Some think this is a poor choice. It certainly seems to be stirring up yet again the controversy surrounding the erotic subject matter of James’ trilogy. Her books also had an impact on libraries and librarians although that is not addressed in the articles posted by Publishers Weekly. They are only interested in the impression she had on the publishing industry.
But if you read the comments from readers of either post, you will see that opinion among people in the field of literature, including librarians, is contentious. Some appear downright outraged at PW’s choice of James as the Publishing Person of the Year.
But it doesn’t matter if you read Fifty Shades of Grey or the entire trilogy. It doesn’t matter if you liked the books or not. It also doesn’t matter what opinion you have on the literary merits of her writing. E. L. James did have a significant impact on publishing in 2012. She followed an untraditional path to get her work published and became, according to Publishers Weekly, “the author of the fastest-selling adult series of all time…” and garnered Random House more than $200 million in revenue.
James took a Twilight fan fiction title, originally posted online, and had it released digitally and as a Print On Demand (POD) title by a small company called the Writer’s Coffee Shop. Due to strong online word-of-mouth, interest in her book jumped quickly and reached beyond the capability of the Writer’s Coffee Shop. Then Vintage Books, an imprint of Random House, stepped forward, taking what many in the publishing industry considered a huge chance, and offered James a seven-figure deal. For a trilogy of erotic literature!
But the impact of her books just keeps going. The readers of the Fifty Shades titles are a diverse group and do not fit the stereotype expected for fans of erotic literature. “Fifty Shades Illuminated: Who Is Actually Reading the Book in the U.S. and UK?,” Digital Book World, accessed December 7, 2012, http://bit.ly/QsquaK.
Some libraries went so far as to pull Fifty Shades of Grey off their shelves but customer demand quickly changed their minds. Lisa Orkin Emmanual, “Brevard County Bans “Fifty Shades of Grey” Trilogy from Library Shelves,” NBC Miami, accessed December 7, 2012, http://bit.ly/KfYGRI.
Britt Kennerly and Dave Berman, Florida Today ““Fifty Shades of Grey” To Return to Florida Library Shelves,” USA Today, accessed December 7, 2012, http://usat.ly/UKmink.

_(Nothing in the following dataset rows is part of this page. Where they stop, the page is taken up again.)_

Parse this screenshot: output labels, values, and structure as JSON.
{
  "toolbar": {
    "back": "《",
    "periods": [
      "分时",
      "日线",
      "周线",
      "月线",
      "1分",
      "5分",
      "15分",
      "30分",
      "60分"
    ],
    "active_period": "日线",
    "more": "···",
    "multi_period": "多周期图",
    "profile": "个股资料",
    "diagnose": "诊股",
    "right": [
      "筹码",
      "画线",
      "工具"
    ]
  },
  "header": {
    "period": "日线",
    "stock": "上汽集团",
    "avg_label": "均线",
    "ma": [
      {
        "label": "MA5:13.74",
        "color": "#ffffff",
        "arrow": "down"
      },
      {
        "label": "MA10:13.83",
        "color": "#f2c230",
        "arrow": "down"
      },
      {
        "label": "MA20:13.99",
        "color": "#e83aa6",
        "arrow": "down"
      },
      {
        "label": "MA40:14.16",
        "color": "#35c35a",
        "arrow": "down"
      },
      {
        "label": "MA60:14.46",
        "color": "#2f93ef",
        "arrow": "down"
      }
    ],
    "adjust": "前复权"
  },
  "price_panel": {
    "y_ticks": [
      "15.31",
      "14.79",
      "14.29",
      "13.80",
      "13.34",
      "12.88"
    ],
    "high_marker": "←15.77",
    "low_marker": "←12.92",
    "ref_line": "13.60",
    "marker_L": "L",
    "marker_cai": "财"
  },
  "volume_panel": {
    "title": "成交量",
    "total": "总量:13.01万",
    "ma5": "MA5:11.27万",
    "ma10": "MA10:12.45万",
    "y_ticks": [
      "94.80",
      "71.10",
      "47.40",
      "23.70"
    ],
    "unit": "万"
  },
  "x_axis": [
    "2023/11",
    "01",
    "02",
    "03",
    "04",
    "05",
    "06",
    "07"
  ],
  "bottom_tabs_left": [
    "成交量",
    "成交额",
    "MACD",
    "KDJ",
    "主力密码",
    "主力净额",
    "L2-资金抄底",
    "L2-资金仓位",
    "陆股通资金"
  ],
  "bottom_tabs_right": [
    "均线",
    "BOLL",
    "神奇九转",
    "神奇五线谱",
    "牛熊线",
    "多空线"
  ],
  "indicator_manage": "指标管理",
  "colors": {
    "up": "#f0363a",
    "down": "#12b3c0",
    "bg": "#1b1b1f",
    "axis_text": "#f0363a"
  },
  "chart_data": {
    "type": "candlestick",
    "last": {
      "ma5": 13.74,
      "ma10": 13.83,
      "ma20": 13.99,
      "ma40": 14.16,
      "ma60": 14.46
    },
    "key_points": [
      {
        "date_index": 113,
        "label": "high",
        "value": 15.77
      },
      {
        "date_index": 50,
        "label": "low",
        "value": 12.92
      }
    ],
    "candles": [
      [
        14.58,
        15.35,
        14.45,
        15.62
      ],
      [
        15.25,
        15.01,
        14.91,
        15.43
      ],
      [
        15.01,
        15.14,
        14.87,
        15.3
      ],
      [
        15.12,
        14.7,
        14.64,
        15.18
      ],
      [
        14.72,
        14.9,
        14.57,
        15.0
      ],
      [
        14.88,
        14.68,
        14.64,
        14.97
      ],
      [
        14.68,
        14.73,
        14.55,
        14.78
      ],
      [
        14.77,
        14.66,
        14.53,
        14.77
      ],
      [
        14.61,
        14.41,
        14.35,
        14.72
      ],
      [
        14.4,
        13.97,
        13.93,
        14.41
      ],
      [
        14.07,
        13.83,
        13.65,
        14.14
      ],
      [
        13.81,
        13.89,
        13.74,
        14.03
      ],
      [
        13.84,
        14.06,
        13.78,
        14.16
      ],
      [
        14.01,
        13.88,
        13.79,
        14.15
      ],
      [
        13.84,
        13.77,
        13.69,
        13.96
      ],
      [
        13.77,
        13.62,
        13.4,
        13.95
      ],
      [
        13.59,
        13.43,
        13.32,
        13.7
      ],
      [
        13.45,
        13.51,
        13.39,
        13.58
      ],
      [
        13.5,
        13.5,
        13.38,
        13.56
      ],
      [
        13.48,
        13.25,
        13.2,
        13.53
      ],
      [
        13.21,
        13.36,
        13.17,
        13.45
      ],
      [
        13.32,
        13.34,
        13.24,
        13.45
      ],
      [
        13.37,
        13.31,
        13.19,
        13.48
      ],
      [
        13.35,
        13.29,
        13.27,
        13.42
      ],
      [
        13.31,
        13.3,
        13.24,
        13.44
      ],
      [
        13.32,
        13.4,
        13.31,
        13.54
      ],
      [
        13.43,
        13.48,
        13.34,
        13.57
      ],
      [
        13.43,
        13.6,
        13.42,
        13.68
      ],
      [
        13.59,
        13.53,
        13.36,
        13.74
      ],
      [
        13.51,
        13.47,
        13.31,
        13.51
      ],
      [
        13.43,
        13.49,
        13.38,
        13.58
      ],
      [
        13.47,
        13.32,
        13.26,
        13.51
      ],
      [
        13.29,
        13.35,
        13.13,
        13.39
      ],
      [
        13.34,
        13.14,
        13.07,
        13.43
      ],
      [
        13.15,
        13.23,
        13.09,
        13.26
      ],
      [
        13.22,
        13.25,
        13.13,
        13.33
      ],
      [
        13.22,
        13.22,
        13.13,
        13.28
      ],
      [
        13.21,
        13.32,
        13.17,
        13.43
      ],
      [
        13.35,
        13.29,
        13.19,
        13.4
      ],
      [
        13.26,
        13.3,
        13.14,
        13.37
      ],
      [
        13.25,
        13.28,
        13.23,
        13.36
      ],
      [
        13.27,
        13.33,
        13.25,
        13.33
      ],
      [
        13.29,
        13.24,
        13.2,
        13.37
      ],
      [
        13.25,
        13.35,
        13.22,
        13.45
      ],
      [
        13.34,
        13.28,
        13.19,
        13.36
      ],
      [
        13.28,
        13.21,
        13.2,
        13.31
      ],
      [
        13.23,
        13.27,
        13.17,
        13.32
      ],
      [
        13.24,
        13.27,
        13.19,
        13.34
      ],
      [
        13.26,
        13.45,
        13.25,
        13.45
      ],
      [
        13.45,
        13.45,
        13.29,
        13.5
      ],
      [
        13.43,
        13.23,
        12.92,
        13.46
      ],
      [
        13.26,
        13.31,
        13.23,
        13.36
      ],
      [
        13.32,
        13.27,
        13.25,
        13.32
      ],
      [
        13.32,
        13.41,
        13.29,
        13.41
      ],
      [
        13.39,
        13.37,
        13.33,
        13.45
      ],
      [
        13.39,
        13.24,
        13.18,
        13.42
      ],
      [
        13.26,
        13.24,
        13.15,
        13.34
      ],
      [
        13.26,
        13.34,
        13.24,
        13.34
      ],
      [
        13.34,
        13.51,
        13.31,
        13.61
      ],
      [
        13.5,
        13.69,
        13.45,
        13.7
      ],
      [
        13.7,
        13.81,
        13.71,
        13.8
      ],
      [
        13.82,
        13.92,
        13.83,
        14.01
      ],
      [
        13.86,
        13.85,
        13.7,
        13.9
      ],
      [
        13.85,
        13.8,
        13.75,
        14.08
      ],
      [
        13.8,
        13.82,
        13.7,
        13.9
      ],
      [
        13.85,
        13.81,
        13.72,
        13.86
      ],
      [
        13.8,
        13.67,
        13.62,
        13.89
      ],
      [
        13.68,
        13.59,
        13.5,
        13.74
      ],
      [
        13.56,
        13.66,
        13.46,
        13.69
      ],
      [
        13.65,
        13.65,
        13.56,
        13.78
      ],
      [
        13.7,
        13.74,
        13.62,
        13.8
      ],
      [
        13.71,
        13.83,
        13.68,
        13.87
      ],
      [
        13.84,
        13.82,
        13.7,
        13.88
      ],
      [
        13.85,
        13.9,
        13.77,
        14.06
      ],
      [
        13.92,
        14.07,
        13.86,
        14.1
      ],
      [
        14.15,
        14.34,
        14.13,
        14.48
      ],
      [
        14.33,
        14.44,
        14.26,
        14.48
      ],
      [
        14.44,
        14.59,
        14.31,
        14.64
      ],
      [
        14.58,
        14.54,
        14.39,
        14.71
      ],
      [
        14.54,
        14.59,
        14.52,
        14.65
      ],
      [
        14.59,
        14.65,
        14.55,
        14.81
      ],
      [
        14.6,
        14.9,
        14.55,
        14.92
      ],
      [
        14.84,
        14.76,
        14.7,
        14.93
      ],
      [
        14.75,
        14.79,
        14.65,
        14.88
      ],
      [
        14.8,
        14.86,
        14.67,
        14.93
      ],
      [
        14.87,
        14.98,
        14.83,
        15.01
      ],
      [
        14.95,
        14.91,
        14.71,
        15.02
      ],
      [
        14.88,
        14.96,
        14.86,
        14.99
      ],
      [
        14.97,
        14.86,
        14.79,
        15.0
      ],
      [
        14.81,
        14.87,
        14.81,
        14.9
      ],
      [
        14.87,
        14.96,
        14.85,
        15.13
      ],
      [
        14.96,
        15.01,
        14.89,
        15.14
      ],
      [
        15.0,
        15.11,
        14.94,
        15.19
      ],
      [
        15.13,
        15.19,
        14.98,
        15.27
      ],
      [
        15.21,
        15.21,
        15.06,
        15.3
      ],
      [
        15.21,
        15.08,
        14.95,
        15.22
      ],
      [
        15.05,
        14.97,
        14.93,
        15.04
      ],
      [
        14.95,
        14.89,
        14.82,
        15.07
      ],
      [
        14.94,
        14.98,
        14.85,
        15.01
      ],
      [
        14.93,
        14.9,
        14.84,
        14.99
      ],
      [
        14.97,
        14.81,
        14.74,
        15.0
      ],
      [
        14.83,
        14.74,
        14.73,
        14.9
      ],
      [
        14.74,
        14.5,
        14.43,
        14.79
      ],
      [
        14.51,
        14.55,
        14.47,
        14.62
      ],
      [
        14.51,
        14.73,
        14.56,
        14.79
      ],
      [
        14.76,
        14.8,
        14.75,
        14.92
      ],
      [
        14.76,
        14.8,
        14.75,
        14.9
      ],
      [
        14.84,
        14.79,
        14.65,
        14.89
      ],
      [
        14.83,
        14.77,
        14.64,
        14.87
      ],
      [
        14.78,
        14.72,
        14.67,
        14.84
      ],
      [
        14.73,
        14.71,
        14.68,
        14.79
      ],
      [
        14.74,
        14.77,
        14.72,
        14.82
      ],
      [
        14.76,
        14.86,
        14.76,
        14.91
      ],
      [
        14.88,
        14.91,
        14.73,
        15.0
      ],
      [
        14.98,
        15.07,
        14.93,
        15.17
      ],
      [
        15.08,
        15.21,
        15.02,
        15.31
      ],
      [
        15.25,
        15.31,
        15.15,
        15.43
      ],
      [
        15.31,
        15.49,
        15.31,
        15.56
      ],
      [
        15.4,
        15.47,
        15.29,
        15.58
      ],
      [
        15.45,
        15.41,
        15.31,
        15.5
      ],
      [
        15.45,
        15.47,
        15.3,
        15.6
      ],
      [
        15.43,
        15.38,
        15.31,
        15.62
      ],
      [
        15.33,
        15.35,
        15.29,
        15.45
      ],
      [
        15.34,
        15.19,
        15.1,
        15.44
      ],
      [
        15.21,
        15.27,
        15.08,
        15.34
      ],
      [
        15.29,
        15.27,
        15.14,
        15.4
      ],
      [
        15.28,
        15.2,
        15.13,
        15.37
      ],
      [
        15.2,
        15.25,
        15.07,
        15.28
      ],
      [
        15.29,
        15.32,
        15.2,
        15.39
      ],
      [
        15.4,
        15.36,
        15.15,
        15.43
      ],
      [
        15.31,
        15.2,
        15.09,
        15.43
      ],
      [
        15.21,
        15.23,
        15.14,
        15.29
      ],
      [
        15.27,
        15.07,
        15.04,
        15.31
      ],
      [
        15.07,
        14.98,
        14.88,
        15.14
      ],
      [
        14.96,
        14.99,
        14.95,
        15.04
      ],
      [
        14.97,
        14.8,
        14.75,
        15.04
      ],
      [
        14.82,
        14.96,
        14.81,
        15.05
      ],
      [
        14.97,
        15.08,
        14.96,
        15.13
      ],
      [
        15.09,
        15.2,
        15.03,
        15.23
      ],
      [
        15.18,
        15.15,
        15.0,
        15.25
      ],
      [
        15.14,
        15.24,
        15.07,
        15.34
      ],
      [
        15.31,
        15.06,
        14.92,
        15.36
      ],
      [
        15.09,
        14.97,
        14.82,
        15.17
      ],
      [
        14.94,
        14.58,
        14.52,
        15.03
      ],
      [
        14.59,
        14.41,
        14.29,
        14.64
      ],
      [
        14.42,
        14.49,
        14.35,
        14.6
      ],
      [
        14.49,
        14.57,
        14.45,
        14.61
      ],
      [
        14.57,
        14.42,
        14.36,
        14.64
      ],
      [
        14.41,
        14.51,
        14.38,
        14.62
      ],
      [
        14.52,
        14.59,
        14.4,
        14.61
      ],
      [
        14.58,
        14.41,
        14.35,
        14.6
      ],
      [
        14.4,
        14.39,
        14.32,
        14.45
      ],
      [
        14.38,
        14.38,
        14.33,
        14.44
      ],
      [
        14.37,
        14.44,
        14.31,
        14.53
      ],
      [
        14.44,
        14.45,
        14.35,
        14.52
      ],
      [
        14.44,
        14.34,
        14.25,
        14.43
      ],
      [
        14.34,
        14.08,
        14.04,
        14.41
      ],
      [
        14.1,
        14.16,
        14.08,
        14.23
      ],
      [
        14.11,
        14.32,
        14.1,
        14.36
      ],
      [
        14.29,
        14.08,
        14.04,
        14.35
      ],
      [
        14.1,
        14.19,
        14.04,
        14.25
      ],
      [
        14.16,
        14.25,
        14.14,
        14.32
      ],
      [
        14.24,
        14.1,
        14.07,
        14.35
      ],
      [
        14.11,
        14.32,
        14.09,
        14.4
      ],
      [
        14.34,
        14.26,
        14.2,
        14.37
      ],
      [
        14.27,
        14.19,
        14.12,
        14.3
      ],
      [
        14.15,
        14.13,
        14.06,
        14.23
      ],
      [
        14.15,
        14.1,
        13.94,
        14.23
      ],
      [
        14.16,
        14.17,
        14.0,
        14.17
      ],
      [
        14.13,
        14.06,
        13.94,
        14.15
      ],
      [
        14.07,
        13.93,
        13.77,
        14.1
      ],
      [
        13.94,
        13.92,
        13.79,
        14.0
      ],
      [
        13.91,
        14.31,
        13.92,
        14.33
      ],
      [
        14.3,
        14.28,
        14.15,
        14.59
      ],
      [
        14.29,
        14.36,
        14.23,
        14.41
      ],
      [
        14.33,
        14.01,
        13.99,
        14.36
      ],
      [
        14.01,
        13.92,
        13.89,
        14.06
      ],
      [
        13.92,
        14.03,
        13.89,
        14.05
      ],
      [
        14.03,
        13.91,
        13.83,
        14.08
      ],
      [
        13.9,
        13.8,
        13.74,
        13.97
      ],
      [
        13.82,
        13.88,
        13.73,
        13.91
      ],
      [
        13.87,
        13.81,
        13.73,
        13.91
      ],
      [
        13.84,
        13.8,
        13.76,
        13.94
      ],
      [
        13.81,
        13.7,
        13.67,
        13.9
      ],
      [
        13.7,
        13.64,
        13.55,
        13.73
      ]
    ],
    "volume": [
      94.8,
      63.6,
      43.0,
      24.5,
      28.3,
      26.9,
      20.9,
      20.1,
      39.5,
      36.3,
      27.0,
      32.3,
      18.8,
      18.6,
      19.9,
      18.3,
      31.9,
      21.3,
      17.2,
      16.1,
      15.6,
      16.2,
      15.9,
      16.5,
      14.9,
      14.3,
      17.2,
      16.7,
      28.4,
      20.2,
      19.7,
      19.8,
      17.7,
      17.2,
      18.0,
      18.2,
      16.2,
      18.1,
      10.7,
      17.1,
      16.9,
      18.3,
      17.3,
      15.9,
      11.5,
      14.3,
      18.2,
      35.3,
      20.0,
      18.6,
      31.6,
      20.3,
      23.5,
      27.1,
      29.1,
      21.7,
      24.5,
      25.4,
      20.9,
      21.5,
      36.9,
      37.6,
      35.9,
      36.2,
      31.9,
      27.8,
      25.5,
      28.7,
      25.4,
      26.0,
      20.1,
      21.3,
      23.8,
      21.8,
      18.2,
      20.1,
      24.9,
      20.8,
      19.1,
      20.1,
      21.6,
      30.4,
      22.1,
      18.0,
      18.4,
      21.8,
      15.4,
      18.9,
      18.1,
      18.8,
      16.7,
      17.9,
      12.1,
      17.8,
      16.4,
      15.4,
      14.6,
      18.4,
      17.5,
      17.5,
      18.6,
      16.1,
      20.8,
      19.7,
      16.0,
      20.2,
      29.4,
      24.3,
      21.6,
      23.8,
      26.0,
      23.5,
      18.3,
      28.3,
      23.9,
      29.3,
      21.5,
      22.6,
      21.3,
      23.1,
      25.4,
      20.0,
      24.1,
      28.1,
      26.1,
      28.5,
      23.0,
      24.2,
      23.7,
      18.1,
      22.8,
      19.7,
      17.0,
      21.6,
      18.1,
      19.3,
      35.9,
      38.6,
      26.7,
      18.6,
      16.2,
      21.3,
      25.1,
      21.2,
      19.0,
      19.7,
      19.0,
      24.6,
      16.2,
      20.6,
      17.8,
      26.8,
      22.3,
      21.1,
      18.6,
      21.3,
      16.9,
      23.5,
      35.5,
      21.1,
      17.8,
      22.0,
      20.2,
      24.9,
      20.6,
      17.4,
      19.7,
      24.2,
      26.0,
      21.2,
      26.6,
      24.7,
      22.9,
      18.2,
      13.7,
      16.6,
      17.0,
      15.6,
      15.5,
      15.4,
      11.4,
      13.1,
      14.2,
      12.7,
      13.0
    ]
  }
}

Her books have proven to be so popular that parents are naming their newborns after the main characters! Tara Fowler, “Meet Babies Grey and Anastasia” ‘Fifty Shades of Grey” Inspires Baby Names,” Entertainment Weekly, accessed December 7, 2012, http://bit.ly/TytuC6
And last, but far from least, the employees of Random House will receive a nice Christmas bonus this year. Leslie Kaufman, “At Random House, Employees Will Enjoy 5,000 Shades of Green,” The New York Times, accessed December 7, 2012, http://nyti.ms/UhjaLa
Say what you will about the writing or the money, E. L. James has made an impression on the publishing trade and beyond.